I had never realized it before, but... I never felt alone while little Mara and the voices were there. Regardless of if it was a good thing or not, there was always that presence at the back of my mind that didn't let me feel alone. Now I... I do feel alone. It is so strange. There's relief, but also, something sad about it. I feel abandoned. I feel so lonely, I want to cry. I start to weep, realizing little Mara is really gone, I'm on my own now. Just me, the new Mara, with all that pain.

"Hey, hey, babe... it's okay..." whispers Liam, visibly worried by my sudden crying.

I feel him gently caress my arm, and he leans over to hug me the best he can without crushing me. I wish I could hug him back. His presence and warmth makes me feel a lot better.

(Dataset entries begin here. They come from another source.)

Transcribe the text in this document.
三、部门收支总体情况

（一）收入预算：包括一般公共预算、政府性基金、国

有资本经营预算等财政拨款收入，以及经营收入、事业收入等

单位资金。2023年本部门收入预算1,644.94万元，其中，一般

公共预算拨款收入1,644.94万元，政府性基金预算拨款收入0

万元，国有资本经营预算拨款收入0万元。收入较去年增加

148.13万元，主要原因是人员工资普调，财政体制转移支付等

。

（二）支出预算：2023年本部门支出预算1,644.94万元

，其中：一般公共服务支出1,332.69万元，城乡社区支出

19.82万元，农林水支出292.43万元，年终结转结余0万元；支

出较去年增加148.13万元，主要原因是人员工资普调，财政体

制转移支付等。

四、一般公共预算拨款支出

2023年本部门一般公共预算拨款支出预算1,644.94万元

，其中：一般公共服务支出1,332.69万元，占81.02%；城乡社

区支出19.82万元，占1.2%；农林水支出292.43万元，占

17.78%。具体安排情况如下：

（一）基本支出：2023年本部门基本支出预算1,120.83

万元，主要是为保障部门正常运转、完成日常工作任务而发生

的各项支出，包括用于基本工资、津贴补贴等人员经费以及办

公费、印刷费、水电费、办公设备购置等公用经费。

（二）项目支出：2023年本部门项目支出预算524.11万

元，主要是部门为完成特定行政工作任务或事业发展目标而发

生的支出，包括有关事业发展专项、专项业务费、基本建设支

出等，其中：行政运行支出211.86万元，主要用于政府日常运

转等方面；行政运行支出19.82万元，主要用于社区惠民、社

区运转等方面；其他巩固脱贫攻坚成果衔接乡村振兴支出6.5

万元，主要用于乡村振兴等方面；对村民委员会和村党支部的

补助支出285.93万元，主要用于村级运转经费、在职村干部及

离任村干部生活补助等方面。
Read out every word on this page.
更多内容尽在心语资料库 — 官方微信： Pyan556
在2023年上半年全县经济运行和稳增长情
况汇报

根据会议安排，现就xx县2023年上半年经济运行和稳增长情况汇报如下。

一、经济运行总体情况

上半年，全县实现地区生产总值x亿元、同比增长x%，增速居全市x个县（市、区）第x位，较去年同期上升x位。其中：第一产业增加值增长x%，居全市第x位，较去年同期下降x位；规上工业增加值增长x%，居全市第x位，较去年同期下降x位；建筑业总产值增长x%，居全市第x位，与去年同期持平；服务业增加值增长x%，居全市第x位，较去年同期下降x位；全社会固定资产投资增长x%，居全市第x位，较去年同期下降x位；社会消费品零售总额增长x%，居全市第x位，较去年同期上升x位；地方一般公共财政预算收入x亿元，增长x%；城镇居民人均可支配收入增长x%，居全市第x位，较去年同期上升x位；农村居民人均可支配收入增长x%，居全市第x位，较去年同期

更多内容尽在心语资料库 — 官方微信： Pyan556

I slowly stop crying, taking deep breaths.

Bonnie and Kelsi both barge in at the same time.

"Mara!"

Bonnie, very professionally, walks up to my side to check my vitals.

"How do you feel?" she asks.

"Like crap," I sigh, "but alive."

"You should be dead," she retorts. "Do you even know how many floors you fell? That was crazy, even for you! If Nora Black hadn't been there to help you, or if you weren't a witch–"

"I'd be dead. Yeah, my body agrees..." I grimace.

"Are you really in a lot of pain?" asks Kelsi, on the verge of tears. "You slept for a full night and day, but you cried a lot in your sleep..."

"Wait... It's been that long?"

I force my poor neck to turn again and look out the window behind Liam. Crap, it's really dusk.

"What about Sylviana's tree?" I ask him.

He slowly shakes his head.

"...It died this morning, Mara. The barrier is slowly fading. But don't worry, we can contain the witches for now. You should focus on your healing."

I frown, not happy with that response. The tree is really dead? How can they contain the other witches by themselves? It doesn't sound good to me. How can he ask me to rest when the situation has become like this?! I turn to Bonnie.